Africa's anti-malaria campaign showing results
Infection rates drop as nations take action against the disease. In Tanzania, Bush announces a venture to provide enough mosquito nets to protect every child between the ages of 1 and 5.
BWEFUM, ZANZIBAR — Like clockwork, particularly on Mondays after his office had been closed for the weekend, the patients would line the concrete benches outside Mininyi Othman's tiny health center 10 miles from the nearest paved road.
"Every day, so many patients," said Othman, 63, whose medical training prepared him to be a dental assistant but who has been running the general health clinic here for about 30 years.
Many were suffering from malaria.
In 2006, the clinic treated 1,158 people for the disease, according to notations recorded by hand on a wall chart. There were 31 cases in 2007. Last month, there were none.
By midafternoon today, he had seen 16 patients. . Based on symptoms, he tested four for malaria. Each produced negative results.
If Africa, as widely believed, is the center of the global fight against malaria, ground zero is just this sort of hardscrabble village, where roosters strut in the yards and seaweed is dried for sale. Here 9-year-old Hudhaima Omar now sleeps under an insecticide-treated net to protect her from the mosquitoes that transmit the disease.
The anti-malaria campaign is exemplified by the clinic and Omar's home, where light comes in through gaps in the corrugated metal roof and sections are open to the hot, humid air of this island off mainland Africa. The effort has produced just the sort of dramatic turnaround that President Bush is heralding on his five-nation, six-day trip across Africa's midsection.

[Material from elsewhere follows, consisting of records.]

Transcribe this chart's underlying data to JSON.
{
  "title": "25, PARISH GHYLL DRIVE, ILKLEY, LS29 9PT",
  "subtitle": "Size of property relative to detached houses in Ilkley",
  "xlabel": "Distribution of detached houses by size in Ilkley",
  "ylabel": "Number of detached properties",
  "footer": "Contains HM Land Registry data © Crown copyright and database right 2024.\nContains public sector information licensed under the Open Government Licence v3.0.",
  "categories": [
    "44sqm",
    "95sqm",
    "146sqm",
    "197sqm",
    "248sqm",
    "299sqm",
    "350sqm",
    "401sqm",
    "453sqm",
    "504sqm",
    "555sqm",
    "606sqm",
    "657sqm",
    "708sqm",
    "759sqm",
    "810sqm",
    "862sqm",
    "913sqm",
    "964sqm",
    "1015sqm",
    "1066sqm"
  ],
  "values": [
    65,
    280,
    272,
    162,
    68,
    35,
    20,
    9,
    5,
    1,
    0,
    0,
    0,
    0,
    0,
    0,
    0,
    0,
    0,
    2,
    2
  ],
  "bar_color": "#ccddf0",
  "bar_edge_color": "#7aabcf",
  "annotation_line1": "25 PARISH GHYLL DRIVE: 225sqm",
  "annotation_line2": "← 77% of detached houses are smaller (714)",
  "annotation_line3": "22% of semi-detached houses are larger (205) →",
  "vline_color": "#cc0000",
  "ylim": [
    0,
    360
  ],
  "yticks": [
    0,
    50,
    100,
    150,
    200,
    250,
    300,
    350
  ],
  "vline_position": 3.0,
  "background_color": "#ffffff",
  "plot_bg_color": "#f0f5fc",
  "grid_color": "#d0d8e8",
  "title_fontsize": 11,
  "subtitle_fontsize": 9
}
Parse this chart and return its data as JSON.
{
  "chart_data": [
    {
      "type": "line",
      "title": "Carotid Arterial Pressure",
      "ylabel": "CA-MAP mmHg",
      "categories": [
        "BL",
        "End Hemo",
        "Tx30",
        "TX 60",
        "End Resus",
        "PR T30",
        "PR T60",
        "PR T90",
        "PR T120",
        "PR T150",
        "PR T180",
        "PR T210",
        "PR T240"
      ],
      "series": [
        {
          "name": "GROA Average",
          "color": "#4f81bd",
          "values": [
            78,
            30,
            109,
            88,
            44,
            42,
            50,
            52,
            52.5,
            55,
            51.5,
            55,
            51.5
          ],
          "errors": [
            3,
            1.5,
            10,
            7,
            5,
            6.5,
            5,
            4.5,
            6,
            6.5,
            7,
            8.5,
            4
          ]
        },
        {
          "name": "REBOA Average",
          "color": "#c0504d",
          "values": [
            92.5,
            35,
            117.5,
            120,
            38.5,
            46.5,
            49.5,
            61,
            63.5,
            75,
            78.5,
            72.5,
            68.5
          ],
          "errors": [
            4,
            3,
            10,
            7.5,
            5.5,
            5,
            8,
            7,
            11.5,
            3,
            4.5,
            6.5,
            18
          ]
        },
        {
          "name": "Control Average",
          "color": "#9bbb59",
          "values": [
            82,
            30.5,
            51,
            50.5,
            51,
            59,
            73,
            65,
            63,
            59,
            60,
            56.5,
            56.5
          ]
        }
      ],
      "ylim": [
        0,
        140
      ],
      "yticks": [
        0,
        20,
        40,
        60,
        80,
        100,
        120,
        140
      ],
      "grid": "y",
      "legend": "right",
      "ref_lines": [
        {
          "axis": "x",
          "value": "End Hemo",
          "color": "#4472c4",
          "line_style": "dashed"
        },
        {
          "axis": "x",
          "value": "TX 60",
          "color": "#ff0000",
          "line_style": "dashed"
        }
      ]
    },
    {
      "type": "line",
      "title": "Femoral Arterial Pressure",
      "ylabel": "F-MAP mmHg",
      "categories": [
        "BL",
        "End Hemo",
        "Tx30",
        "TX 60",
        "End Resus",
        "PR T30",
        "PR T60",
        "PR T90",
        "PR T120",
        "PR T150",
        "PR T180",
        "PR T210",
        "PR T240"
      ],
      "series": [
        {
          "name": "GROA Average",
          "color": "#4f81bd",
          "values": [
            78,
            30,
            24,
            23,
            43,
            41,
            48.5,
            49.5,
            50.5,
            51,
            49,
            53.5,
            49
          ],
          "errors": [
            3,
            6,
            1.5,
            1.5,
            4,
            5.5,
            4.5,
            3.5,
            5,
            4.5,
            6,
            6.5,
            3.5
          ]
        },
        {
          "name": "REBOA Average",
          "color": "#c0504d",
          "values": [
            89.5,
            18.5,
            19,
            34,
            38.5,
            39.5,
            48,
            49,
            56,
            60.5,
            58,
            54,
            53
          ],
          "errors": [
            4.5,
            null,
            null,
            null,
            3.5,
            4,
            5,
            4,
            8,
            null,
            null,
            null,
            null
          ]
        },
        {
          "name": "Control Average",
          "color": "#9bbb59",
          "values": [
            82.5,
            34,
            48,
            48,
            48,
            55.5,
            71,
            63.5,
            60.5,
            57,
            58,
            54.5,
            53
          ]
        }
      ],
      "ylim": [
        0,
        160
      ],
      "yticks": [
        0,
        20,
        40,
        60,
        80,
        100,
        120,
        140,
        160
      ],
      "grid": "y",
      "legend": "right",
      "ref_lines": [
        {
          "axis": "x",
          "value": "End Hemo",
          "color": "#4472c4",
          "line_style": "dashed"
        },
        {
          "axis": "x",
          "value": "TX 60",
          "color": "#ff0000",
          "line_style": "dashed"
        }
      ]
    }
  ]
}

"For years malaria has been a health crisis in sub-Sahara Africa. The disease keeps sick workers home, schoolyards quiet, communities in mourning," Bush said today as he toured the city of Arusha in neighboring Tanzania, where he visited a factory producing bed nets and a hospital treating malaria patients.
Bush announced that the United States, along with Tanzania, the World Bank and the Global Fund to fight HIV/AIDS, malaria and tuberculosis, would distribute 5.2 million free bed nets to Tanzanians, which he said would be enough to protect every child in the country between the ages of 1 and 5. He also said vouchers for 5 million bed nets had already been distributed to allow nets to be purchased at deep discounts for infants and pregnant women.
The effort has grown out of a five-year, $1.2-billion program Bush announced in 2005 intended to cut malaria-related deaths by half in 15 African countries.